At one point, looking round, I wondered idly how much Borders land would change hands if the roof fell in on a lunch for several hundred farmers and landowners, including at least two Dukes and John Campbell of Glenrath; a few hundred thousand acres I guess.
But I also wondered what the centenary dinner was like. As a given there would have been no ladies present, there would probably, I surmised, have been more speeches and toasts, and much more hard drinking.
Since then I have read the comprehensive history of the society, At A Meeting Held At Kelso, by Brian Wain and Charlie Robertson, and from that got a good idea of what the centenary dinner was like.
About 100 were there in Kelso town hall on January 22, 1913. The 8th Duke of Roxburghe was in the chair (the 10th is the present society president).
The authors note: “The proceedings which followed were not for the fainthearted, with some 14 toasts and replies, all accompanied by speeches.”

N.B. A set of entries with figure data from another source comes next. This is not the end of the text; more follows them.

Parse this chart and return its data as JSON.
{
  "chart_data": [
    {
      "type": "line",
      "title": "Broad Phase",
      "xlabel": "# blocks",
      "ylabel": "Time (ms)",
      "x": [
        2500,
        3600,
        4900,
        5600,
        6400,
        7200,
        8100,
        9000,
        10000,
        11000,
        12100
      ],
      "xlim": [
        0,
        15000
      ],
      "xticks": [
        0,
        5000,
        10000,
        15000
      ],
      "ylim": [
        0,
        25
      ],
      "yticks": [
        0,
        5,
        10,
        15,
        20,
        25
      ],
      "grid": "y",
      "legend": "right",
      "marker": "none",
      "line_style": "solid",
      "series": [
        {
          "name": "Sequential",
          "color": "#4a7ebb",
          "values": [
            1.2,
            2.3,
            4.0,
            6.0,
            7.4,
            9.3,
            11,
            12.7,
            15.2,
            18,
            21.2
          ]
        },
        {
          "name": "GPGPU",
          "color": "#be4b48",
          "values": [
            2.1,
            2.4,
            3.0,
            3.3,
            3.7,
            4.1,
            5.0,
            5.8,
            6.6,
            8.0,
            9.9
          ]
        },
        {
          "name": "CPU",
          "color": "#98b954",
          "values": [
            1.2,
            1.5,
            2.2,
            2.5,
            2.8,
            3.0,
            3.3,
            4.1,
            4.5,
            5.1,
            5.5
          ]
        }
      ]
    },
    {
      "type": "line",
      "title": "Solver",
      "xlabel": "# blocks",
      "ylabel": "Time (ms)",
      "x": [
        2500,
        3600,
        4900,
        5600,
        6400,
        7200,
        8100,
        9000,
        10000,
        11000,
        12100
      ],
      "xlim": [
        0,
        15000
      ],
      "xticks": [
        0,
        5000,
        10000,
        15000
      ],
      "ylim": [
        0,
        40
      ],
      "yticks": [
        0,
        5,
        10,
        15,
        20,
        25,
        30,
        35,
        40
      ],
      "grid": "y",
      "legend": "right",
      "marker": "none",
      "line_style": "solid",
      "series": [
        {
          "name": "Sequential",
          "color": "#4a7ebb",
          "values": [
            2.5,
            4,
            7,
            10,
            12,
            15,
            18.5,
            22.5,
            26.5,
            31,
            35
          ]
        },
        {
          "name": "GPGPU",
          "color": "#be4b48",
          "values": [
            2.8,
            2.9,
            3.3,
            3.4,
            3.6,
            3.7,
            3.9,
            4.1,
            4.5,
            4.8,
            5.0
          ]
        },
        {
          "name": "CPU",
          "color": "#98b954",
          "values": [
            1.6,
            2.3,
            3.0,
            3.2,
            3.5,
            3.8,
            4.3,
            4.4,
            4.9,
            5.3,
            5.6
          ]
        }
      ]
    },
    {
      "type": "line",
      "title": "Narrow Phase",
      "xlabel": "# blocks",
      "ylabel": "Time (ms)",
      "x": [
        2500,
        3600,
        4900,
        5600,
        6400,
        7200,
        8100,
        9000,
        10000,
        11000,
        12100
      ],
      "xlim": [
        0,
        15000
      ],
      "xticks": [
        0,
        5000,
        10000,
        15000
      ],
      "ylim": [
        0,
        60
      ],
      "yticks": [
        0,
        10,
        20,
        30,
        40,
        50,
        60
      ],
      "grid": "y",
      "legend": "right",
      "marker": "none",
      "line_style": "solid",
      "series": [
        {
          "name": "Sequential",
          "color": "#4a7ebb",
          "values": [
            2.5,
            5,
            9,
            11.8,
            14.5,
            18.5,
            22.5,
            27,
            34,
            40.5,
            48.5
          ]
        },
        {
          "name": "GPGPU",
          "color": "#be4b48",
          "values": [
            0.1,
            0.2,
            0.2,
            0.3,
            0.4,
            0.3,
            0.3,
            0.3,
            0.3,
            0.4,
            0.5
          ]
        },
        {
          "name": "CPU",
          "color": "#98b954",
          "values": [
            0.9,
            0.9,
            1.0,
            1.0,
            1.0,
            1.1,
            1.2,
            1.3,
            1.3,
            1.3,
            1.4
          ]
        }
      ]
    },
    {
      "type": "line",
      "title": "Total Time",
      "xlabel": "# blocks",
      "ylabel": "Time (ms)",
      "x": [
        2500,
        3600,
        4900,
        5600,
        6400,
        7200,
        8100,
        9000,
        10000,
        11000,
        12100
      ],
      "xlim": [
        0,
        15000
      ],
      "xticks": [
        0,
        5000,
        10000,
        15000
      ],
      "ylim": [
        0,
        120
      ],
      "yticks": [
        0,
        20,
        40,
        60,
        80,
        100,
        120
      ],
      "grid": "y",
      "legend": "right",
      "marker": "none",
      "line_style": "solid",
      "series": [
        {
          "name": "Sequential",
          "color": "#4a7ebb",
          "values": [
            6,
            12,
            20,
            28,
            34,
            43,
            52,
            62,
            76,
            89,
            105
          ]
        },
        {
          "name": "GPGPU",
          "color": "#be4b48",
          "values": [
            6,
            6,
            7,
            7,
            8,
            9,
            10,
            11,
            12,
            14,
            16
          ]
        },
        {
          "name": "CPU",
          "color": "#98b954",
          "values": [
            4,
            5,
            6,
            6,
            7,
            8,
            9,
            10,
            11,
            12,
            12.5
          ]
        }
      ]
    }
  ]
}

The Scottish Farmer noted: “The chairman set an example of brevity in speeches which was not altogether followed …” Organisers of the bi-centenary lunch obviously took note of that.
Brian Wain, as many will know, was a vet who came to Kelso in 1967 to join the practice of Keith, Rogerson and Baird, becoming a partner and retiring in 2000. A dedicated amateur historian, he took on the Border Union project willingly and had done a great deal of work on it before his death after a short illness almost a year ago.
Step forward Charlie Robertson, rector of Kelso High School until retirement in 2011, who worked with Brian and then completed the book in time for last week’s celebration. A great effort.
As well as a history of the society, it is a history of Borders farming, of how those prepared to dedicate time and effort beyond their own farm gate can make a difference.
Most of the present generation prepared to do that were there at last week’s memorable celebration. They had earned it.